Toward the resurrection

5 April 2015
Easter Sunday
Easter Day B (RCL)
Isaiah 25:6-9
Psalm 118:1-2, 14-24
1 Corinthians 15:1-11
John 20:1-18

If you’re like me, you have trouble believing on their face accounts of a resurrected body of Jesus appearing to the disciples the second day after his death. I had a professor in college who used to ask, “If you had been there with a video camera, what would it have recorded?” He himself believed it would have recorded the glorified body of Jesus emerging from the tomb. I was never so sure (beyond just the fictitious nature of the question – nowadays people would use their cell phone). I think John’s Gospel throws us a little hint in this passage. After the two disciples (Peter and the other disciple) get into a foot race to the tomb, and both take their turn looking into the tomb, John tells us, “for they did not yet understand the scriptures that he must rise from the dead.” Perceiving the resurrection is a matter of understanding the scriptures. Luke’s account of the Road to Emmaus (two disciples, one named one not, on foot) gives the same hint: Jesus opens their hearts to the scriptures and then they perceive him in the breaking of the bread. Jesus’ resurrection dawns on the disciples slowly.

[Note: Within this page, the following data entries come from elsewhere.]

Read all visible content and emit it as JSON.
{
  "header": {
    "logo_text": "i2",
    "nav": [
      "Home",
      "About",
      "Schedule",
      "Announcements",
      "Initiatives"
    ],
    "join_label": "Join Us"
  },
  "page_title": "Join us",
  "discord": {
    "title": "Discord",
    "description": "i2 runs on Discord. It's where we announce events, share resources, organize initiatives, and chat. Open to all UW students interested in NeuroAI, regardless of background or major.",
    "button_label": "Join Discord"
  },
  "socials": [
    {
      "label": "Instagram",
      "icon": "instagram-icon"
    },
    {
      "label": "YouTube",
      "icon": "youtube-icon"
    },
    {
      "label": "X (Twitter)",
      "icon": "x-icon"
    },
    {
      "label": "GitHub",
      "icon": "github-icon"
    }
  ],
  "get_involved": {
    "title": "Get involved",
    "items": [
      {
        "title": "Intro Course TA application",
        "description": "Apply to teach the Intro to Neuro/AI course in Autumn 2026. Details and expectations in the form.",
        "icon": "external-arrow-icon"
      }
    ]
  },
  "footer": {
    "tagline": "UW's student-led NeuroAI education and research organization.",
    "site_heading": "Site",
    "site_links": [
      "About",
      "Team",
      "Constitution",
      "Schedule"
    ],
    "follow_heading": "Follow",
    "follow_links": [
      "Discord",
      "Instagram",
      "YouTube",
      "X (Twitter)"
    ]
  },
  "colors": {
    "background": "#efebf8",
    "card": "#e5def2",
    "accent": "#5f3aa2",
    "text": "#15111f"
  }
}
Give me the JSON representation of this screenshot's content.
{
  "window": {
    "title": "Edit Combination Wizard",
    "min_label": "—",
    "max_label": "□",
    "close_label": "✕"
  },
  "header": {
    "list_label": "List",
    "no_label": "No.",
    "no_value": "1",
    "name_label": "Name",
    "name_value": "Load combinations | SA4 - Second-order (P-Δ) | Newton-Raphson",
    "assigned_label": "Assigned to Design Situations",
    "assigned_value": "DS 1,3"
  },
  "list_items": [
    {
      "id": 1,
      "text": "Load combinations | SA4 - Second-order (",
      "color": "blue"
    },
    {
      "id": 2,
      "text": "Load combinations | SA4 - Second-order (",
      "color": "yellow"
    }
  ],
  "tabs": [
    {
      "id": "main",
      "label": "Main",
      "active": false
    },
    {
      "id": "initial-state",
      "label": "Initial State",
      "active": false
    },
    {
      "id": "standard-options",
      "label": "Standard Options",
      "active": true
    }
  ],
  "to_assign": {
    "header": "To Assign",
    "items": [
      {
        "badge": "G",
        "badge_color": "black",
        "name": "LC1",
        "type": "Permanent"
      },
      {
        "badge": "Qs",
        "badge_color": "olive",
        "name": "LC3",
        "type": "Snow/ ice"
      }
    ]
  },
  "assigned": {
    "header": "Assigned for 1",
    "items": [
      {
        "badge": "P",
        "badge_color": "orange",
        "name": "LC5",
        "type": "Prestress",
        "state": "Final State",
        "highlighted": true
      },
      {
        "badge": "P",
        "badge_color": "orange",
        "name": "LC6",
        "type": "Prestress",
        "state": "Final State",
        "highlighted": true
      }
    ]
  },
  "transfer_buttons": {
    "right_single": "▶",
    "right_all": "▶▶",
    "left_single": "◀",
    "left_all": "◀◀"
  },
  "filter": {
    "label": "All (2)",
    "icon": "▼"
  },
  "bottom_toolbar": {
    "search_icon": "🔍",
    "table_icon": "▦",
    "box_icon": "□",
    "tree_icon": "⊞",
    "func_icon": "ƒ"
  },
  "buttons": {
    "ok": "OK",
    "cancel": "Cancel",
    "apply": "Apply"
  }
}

Mary, on the other hand, perceives Jesus much more quickly than the disciples. Mary stays at the tomb grieving, and on entering the tomb, sees the two angels sitting, one where his head had been and where his feet had been. Notice that the grave clothes are neatly folded where the body had been, in contrast to Lazarus’ grave clothes. Rowan Williams has suggested that the two angels correspond to the cherubim who sat over the ark in the inner sanctum of the Temple. Jesus’ empty tomb has replaced the ark as the mercy seat, the throne of God. Mary has taken the place of the high priest, and Easter Day has replaced the Great Day of Atonement. When Mary comes out of the tomb, she encounters Jesus, whom she mistakes for the gardener. If the garden is an analog to the Garden of creation, then she is encountering God. She does not recognize Jesus until he calls her name, at which point she falls at his feet to worship him.

When Mary tries to hold Jesus, he tells her not to, because he has not yet ascended to the Father, but tells her to go and tell the disciples (us) that he is ascending to his Father and our Father, his God and our God. A number of aspects of John’s Gospel lead me to believe that he conceives of the Christian community as the renewed people of God on the desert way (Jesus as Passover, manna in the wilderness, and many mone, rest-stops in his Father’s house, among others). The journey is toward God, leaving the Temple behind, and replacing it with the empty tomb of Jesus. We are journeying toward the empty tomb.

John does not present this as a fait accompli, but as progress to be made. When he appears to his disciples later that first day, he breathes on them and tells them to receive holy breath, and that the sins of whoever they release are released. Again, this is the motif of the Day of Atonement, only now, the responsibility for that lives in the community of disciples. And then Jesus continues to appear to his disciples to help them navigate necessary shifts in their community life.

It is our life in community that constitutes our journey toward the resurrection. We are not resurrected in a flash, but make progress toward that by the hard work of living in community. We continue that journey until we arrive at the empty tomb.